# Help!!!!! - Connecting HTPC to AVR?????



## rafath23 (May 28, 2010)

Hello all
i have a creative gigaworks S750 HTPC
i wanted to kno if its possible to hook these up to an AVR
i did some reading about active and passive speakers... the S750 is a set of active speakers...
to be honest i dont understand ne of this...
since i got my HDTV n PS3 ive been wanting to hook these up, unfortunately the device needed to do so has not been in production for quite some time now...

i did want to buy one of the Onkyo Home Theater Packages, but then thought the S750 would just be rotting in the storeroom... a lot of money was spent, not to mention the expensive sound card for the PC itself... i do not want it to go to waste... so plz help me...

if it is possible to connect the S750 to an AVR plz let me kno which AVR wud be the best (personally would prefer if it was frm Onkyo) and how am i supposed to connect it to the AVR...

Thanx
Rafath23


----------



## Matteo (Jul 12, 2006)

I am not familiar with the system, but it sounds like you want to hook up a PC to your AVR? Being an active speaker typically means that each speaker has its own amplifier, rather than on a passive speaker design, where one would use an external amplifier, like and AVR. You can certainly hook up a PC to your AVR but your outputs/inputs will determine the best way to do that.
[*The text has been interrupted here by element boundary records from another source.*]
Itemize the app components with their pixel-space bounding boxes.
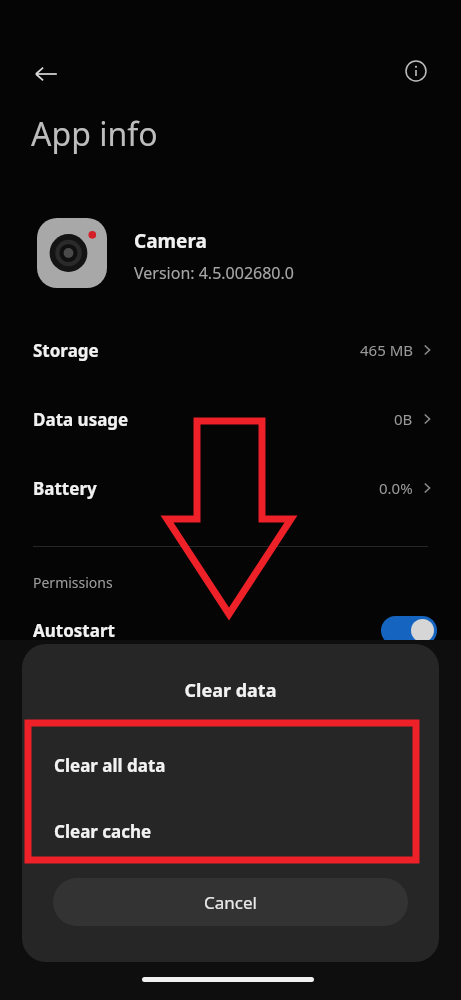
staticText: Clear all data	[54, 754, 166, 777]
button[interactable]: Back	[20, 48, 72, 100]
button[interactable]: Clear all data	[22, 732, 439, 798]
staticText: Clear cache	[54, 820, 152, 843]
button[interactable]: Cancel	[53, 878, 408, 926]
staticText: Version: 4.5.002680.0	[134, 262, 294, 284]
button[interactable]: About app	[391, 46, 441, 96]
staticText: 465 MB	[360, 340, 413, 360]
staticText: 0B	[394, 409, 413, 429]
staticText: Data usage	[33, 408, 129, 431]
staticText: Camera	[134, 228, 207, 254]
staticText: Clear data	[22, 678, 439, 703]
button[interactable]: Autostart	[0, 608, 461, 652]
staticText: Autostart	[33, 619, 115, 642]
staticText: Battery	[33, 477, 97, 500]
staticText: Permissions	[33, 573, 113, 592]
staticText: 0.0%	[379, 478, 413, 498]
staticText: App info	[31, 112, 158, 156]
button[interactable]: Storage	[0, 325, 461, 375]
button[interactable]: Clear cache	[22, 798, 439, 864]
button[interactable]: Data usage	[0, 394, 461, 444]
staticText: Storage	[33, 339, 99, 362]
staticText: Cancel	[204, 891, 257, 914]
button[interactable]: Battery	[0, 463, 461, 513]
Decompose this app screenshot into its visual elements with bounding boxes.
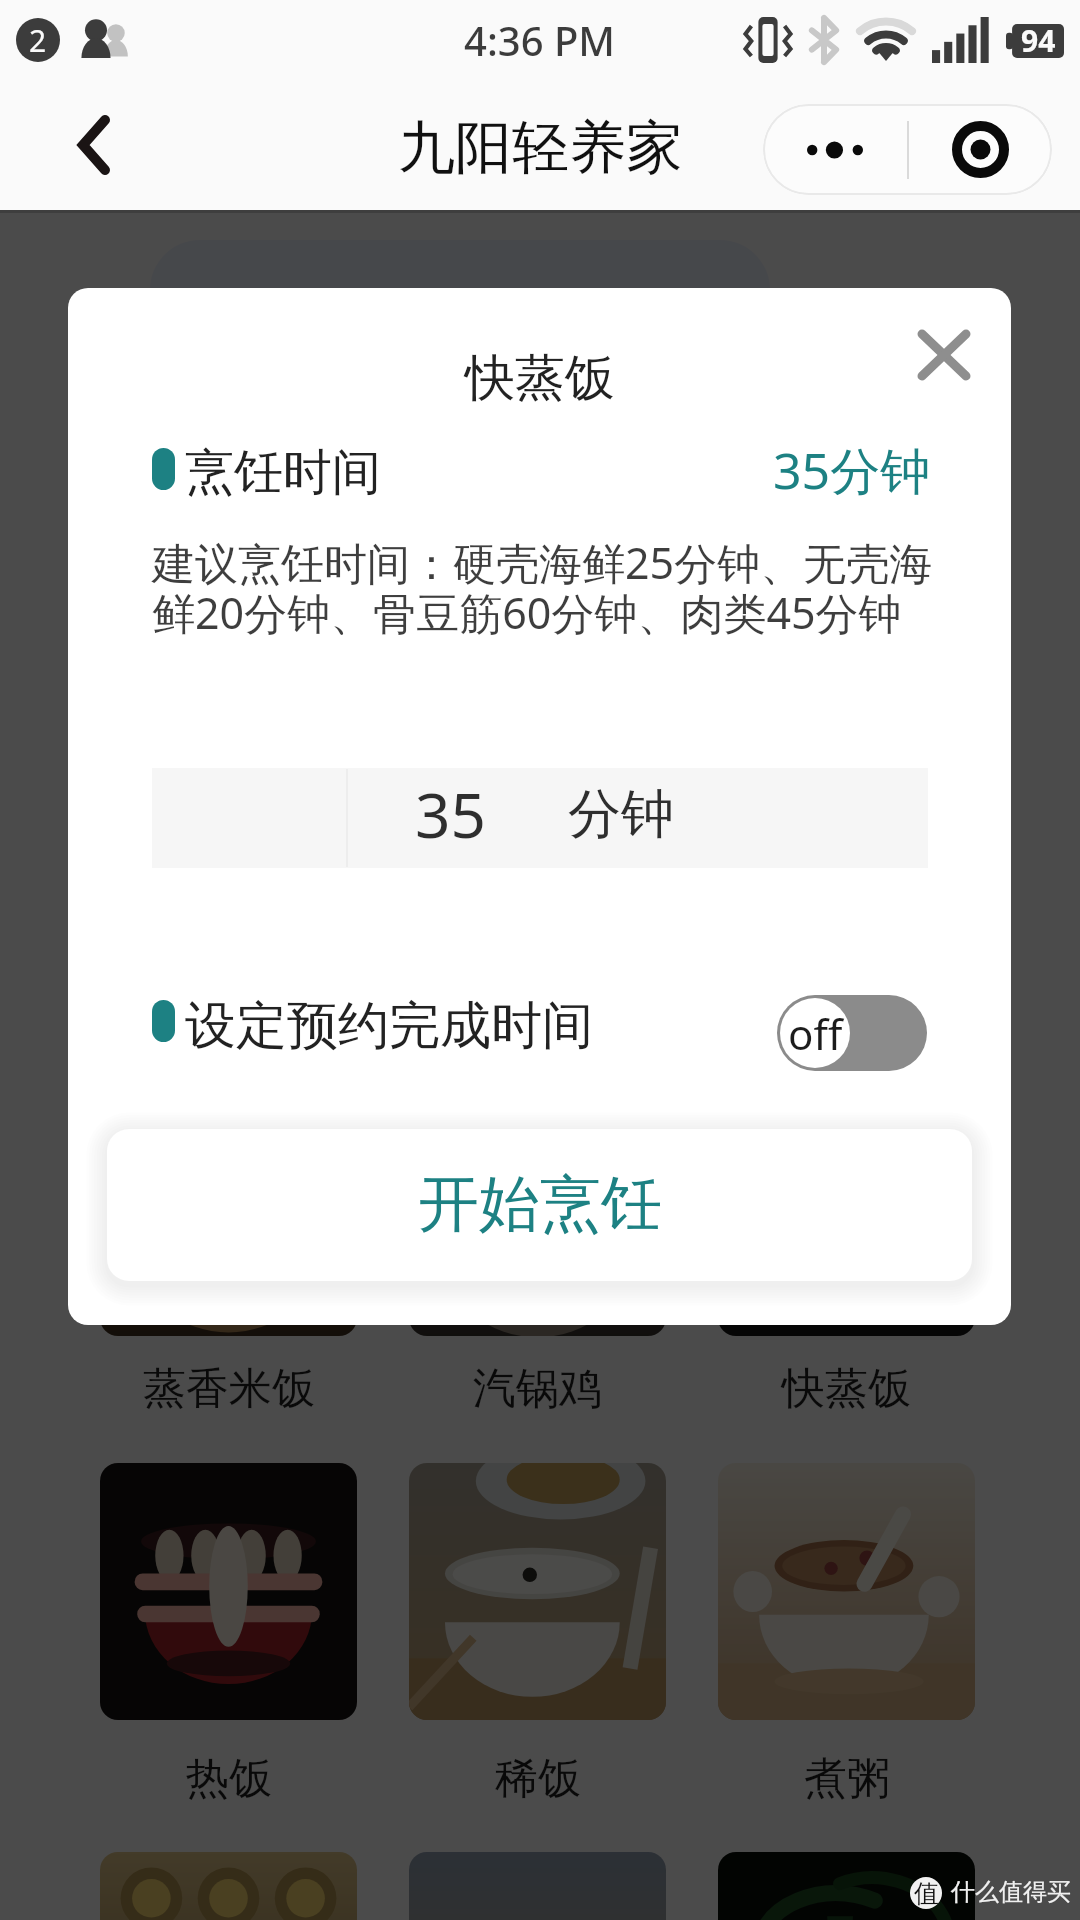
staticText: 4:36 PM (464, 13, 616, 67)
staticText: 设定预约完成时间 (185, 994, 593, 1058)
staticText: 开始烹饪 (418, 1166, 662, 1243)
staticText: 分钟 (568, 781, 674, 848)
staticText: 94 (1021, 20, 1056, 61)
staticText: 什么值得买 (951, 1877, 1071, 1907)
button[interactable]: 开始烹饪 (107, 1129, 972, 1281)
button[interactable]: 煮粥 (718, 1748, 975, 1810)
button[interactable]: 煮粥 (718, 1463, 975, 1720)
button[interactable]: 蒸香米饭 (100, 1358, 357, 1420)
button[interactable]: Close mini program (909, 104, 1052, 195)
staticText: 九阳轻养家 (398, 112, 683, 184)
staticText: 稀饭 (495, 1752, 581, 1806)
button[interactable]: 快蒸饭 (718, 1358, 975, 1420)
button[interactable]: Close (894, 305, 994, 405)
button[interactable]: 汽锅鸡 (409, 1358, 666, 1420)
button[interactable]: 快蒸饭 (718, 1079, 975, 1336)
staticText: 蒸香米饭 (143, 1362, 315, 1416)
staticText: 35分钟 (773, 436, 931, 504)
staticText: 值 (914, 1878, 939, 1909)
button[interactable]: 稀饭 (409, 1463, 666, 1720)
button[interactable]: 蒸鸡蛋羹 (100, 1852, 357, 1920)
button[interactable]: 煲汤 (718, 1852, 975, 1920)
staticText: 热饭 (186, 1752, 272, 1806)
staticText: 35 (415, 772, 486, 856)
staticText: 煮粥 (804, 1752, 890, 1806)
button[interactable]: 稀饭 (409, 1748, 666, 1810)
button[interactable]: 热饭 (100, 1463, 357, 1720)
staticText: 汽锅鸡 (473, 1362, 602, 1416)
button[interactable]: 热饭 (100, 1748, 357, 1810)
button[interactable]: Toggle scheduled finish time (777, 995, 927, 1071)
staticText: 烹饪时间 (185, 442, 381, 504)
button[interactable]: 蒸香米饭 (100, 1079, 357, 1336)
staticText: off (788, 1005, 843, 1062)
button[interactable]: Back (51, 102, 137, 188)
staticText: 快蒸饭 (782, 1362, 911, 1416)
staticText: 建议烹饪时间：硬壳海鲜25分钟、无壳海 鲜20分钟、骨豆筋60分钟、肉类45分钟 (152, 533, 952, 642)
button[interactable]: 汽锅鸡 (409, 1079, 666, 1336)
staticText: 2 (29, 20, 47, 61)
button[interactable]: More options (763, 104, 907, 195)
staticText: 快蒸饭 (465, 347, 615, 410)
Someone here with more knowledge about your system can probably be more specific, but I would need more information before I could advise you further. 

Matteo


----------



## rafath23 (May 28, 2010)

thanx for your reply Matteo

i tried to paste the link to the Creative S750's technical specs... but since im a new member here i wasnt allowed to... if u can google "creative gigaworks s750 review" it shud be the 1st link on there from "xbitlabs" i believe everythin u wud need to kno bout the system is on there (frm specs to performance to connectivity etc) if you or ne1 else can have a look n help me out i wud really appreciate it...

also i wud like to inform you that i have been goin thru onkyo's new line of receivers n am interested in 3 of em... the tx-nr 1008, tx-nr 808 & tx-nr 708

now which one of these i buy depends on whether or not i can use the S750's, if u can use it then i can go for the tx-nr 1008, hook up the s750's speakers and buy an additional pair to complete the 9.2 setup... if not then ill have to go for the tx-nr 708 and 5.1 speaker system (which i really dont want to do)

thanx in advance for ne/all your help...


----------



## Mike P. (Apr 6, 2007)

A search turned up this:

http://wiki.answers.com/Q/How_do_yo...s_for_center_LFE_front_surround_rear_surround

Option one:

_You need 4 sets of twin RCA (Phono) male to 3-poles minijack. Plug the four sets of minijack to be back of the Gigaworks and 8 phono to the back of your AV receiver (Pre-Amp Out). Lime = Front L/R, Orange = Cen/Sub, Black = Rear L/R, Grey = Side L/R _

I believe the Onkyo receivers have the necessary pre out connections. Page 10 of the TX-NR808 manual:

http://filedepot.onkyousa.com/Files...essionid=f030df597234cc979d9b2e6e4d1bb5928197


----------



## rafath23 (May 28, 2010)

thanks *A LOT* mike... really appreciate it...

now that i kno i can hook up the speakers my next concern is "RMS wattage and Impendence" the last line of the link u gave reads "Make sure you check your AV's RMS wattage and Impendence. Otherwise you might blow your speakers."

this is wat i got regarding the S750

Technical Characteristics

Overall frequency response - 25Hz – 40kHz
Signal-to-Noise ratio (SNR) - 99dB
Satellite power - 70W RMS per channel (70x7)
Satellite diffuser diameter - 3”-midwoofer, 1”-tweeter
Subwoofer power - 210W RMS
Subwoofer diffuser diameter - 8”
Subwoofer dimensions - 315mmx315mmx315mm

ok so im not sure if this is the relevant information u need, but if it is, based on these specs is it possible to use the S750 wit the Onkyo TX-NR 1008/TX-NR 808/TX-NR 708?


----------